"He said, 'Play it again!' He was yelling, 'Keep playing it!' until he had all the lyrics to the song 'Kol Beramah' worked out"
It was 1970. I was in Manchester Yeshivah and visiting relatives in London when I heard that there was a guy there called Yigal Calek who put out this London Pirchei album that was changing the music world. Whenever I listened to that album, it had a profound impact on me.
Two years later, I went to live with relatives in London. For me, London was a pretty difficult place. There was nothing to do in the evenings but sit in my room. I would come home from yeshivah and climb upstairs to the attic. One day, I noticed a big piece of furniture under all the boxes in the attic. It turned out to be an old piano with broken keys. It seemed so random, but I started plunking around on some of the keys and banged out a little melody. My aunt and uncle were aware that I was unhappy and went ahead and called Yigal Calek. They said, “We have a nephew in yeshivah here from America. I know he’s not happy. Maybe you want to consider coming over and speaking to him?” Well, he got into the car and he came over. To this day I can’t figure out why. He was one of those guys with this amazing and sparkling personality. We actually became good friends.

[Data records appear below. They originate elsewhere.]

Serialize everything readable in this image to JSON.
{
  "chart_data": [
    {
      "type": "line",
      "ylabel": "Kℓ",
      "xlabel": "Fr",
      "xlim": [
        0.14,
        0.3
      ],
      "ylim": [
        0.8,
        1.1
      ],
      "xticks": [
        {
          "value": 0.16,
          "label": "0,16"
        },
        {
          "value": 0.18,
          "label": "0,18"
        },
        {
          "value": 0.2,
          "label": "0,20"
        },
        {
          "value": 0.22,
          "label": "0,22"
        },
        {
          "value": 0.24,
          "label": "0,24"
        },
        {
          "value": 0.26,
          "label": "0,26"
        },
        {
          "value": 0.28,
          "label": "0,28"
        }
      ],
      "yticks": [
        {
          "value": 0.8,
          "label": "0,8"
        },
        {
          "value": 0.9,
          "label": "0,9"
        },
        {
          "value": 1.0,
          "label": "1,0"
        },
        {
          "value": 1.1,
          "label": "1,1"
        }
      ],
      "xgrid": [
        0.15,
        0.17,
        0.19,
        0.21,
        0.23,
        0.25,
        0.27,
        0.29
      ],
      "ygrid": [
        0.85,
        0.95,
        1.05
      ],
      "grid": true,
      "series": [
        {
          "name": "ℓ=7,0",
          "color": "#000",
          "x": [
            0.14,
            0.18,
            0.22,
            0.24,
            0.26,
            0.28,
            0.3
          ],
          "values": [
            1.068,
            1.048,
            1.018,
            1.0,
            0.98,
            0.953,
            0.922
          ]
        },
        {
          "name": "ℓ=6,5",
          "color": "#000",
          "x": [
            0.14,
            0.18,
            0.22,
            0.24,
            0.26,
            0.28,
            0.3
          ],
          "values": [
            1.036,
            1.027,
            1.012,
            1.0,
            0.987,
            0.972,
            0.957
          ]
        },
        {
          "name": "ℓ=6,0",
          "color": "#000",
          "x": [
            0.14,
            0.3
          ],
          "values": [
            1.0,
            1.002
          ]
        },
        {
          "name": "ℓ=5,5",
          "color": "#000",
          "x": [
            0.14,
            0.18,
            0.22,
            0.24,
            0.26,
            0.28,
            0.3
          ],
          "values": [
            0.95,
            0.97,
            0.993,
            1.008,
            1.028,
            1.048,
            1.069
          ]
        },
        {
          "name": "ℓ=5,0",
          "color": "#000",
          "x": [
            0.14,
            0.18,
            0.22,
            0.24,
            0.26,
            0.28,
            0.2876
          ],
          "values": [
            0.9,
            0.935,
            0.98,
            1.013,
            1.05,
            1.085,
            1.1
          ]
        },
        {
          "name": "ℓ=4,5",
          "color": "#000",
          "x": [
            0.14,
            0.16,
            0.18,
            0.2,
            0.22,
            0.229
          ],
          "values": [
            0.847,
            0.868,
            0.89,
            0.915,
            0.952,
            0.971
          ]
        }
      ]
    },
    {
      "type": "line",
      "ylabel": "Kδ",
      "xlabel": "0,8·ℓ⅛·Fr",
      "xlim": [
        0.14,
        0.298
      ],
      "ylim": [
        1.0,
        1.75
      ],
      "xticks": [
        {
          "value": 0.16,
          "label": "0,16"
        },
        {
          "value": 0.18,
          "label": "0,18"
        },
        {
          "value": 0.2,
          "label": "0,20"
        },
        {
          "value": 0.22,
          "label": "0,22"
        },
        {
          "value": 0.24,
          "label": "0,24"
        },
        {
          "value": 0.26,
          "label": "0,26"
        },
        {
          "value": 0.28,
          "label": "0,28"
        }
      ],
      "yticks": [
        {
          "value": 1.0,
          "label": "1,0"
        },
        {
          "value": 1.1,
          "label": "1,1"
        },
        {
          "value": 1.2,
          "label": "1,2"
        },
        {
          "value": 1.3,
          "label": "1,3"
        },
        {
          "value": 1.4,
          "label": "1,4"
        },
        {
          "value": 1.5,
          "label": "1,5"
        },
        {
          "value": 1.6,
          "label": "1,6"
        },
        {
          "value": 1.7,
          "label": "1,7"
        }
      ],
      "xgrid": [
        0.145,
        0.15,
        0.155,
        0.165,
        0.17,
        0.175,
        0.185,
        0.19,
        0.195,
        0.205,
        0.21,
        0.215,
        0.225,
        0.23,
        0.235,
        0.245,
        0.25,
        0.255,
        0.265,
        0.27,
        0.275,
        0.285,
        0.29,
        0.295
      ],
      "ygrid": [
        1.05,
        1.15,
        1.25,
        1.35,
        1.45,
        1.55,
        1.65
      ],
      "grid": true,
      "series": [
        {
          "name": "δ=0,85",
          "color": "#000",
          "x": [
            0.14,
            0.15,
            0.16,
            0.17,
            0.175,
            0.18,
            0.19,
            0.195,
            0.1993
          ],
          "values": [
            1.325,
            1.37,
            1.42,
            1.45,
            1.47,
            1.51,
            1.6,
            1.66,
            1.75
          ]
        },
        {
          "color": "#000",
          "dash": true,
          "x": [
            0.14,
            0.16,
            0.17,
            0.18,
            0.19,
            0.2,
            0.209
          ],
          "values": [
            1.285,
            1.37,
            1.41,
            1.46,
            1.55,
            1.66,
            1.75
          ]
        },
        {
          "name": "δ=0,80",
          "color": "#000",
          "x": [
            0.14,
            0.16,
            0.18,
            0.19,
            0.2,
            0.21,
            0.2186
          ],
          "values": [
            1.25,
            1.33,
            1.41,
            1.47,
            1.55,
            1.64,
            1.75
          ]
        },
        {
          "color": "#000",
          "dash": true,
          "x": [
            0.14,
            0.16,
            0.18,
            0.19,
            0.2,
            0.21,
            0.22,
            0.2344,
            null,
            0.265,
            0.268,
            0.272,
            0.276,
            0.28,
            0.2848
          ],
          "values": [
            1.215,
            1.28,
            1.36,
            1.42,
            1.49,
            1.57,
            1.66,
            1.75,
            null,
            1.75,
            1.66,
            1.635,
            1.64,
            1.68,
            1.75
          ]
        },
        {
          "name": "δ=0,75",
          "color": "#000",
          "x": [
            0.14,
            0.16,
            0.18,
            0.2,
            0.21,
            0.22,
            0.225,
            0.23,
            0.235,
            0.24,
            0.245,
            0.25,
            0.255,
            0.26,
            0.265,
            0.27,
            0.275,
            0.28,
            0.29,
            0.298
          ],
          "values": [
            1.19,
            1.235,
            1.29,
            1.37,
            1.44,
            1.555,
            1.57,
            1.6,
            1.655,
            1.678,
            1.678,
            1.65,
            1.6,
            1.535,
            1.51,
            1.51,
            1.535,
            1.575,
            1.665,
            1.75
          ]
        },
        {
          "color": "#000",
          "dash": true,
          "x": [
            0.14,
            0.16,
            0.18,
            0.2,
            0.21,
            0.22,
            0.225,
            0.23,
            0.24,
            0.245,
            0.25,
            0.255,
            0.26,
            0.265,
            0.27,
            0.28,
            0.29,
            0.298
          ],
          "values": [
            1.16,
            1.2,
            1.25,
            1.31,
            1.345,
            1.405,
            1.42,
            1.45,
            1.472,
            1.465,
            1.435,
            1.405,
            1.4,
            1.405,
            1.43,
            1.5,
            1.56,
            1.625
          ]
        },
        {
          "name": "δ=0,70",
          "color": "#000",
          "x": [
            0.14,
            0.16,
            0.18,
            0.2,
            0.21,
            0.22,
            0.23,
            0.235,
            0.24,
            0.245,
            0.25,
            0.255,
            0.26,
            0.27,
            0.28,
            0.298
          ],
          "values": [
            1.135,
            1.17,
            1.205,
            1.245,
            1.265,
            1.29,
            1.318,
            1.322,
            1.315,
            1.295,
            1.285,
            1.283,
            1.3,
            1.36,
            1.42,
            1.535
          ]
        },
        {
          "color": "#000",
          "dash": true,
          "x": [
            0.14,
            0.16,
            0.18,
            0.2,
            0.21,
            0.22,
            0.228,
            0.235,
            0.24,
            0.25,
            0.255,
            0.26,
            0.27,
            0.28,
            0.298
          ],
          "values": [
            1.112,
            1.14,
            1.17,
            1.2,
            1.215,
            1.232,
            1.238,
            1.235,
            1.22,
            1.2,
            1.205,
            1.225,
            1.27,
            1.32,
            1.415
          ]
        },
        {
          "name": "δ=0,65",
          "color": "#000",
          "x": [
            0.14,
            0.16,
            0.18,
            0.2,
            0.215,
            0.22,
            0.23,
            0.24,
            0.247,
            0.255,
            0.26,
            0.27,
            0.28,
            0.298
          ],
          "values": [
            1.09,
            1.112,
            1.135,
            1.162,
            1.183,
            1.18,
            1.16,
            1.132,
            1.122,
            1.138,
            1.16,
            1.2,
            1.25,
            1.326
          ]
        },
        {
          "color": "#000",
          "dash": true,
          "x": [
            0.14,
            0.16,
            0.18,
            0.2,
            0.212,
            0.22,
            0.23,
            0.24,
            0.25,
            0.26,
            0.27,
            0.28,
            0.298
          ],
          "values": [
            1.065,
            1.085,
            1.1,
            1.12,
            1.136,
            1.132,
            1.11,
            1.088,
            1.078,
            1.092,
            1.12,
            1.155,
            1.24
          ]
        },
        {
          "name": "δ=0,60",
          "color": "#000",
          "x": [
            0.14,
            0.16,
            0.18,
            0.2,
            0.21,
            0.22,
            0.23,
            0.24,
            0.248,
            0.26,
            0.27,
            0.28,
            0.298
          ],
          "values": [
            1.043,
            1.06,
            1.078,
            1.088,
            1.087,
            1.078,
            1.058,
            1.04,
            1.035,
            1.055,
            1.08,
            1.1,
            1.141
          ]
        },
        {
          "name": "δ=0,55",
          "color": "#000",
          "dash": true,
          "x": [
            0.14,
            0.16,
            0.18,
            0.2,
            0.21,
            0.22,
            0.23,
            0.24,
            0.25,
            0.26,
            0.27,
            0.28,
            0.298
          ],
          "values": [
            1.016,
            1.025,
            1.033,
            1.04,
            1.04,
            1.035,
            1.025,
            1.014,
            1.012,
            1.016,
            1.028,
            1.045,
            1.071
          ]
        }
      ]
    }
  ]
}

A month later Yigal went to America to negotiate concerts and contracts. He contracted four concerts in Brooklyn College for Chanukah, but he desperately needed three new songs. Back in London, he was probably joking, but he asked me, “Can you write songs?” So I played a melody for him, the one I wrote in the attic. And I’ll never forget what happened. He jumped off that chair and ran to the seforim shrank, grabbed a Chumash and opened it to a Rashi at the beginning of parshas Vayechi. He said, “Play it again!” He was yelling, “Keep playing it!” until he had all the lyrics to the song “Kol Beramah” worked out. Then he gave me this big hug and said, “We’re done! We did it! Can you do more?” I was in total shock, but he was serious. So, on the spot I banged out “V’amartem Ko Lechai” and “Hinei Mah Tov” — all with one finger on the piano [all three songs debuted on Yigal’s Pirchei Yerushalayim]. And he told me, “You’ll see — people all over the world will be singing your songs!” All I could say was, “What are you talking about?”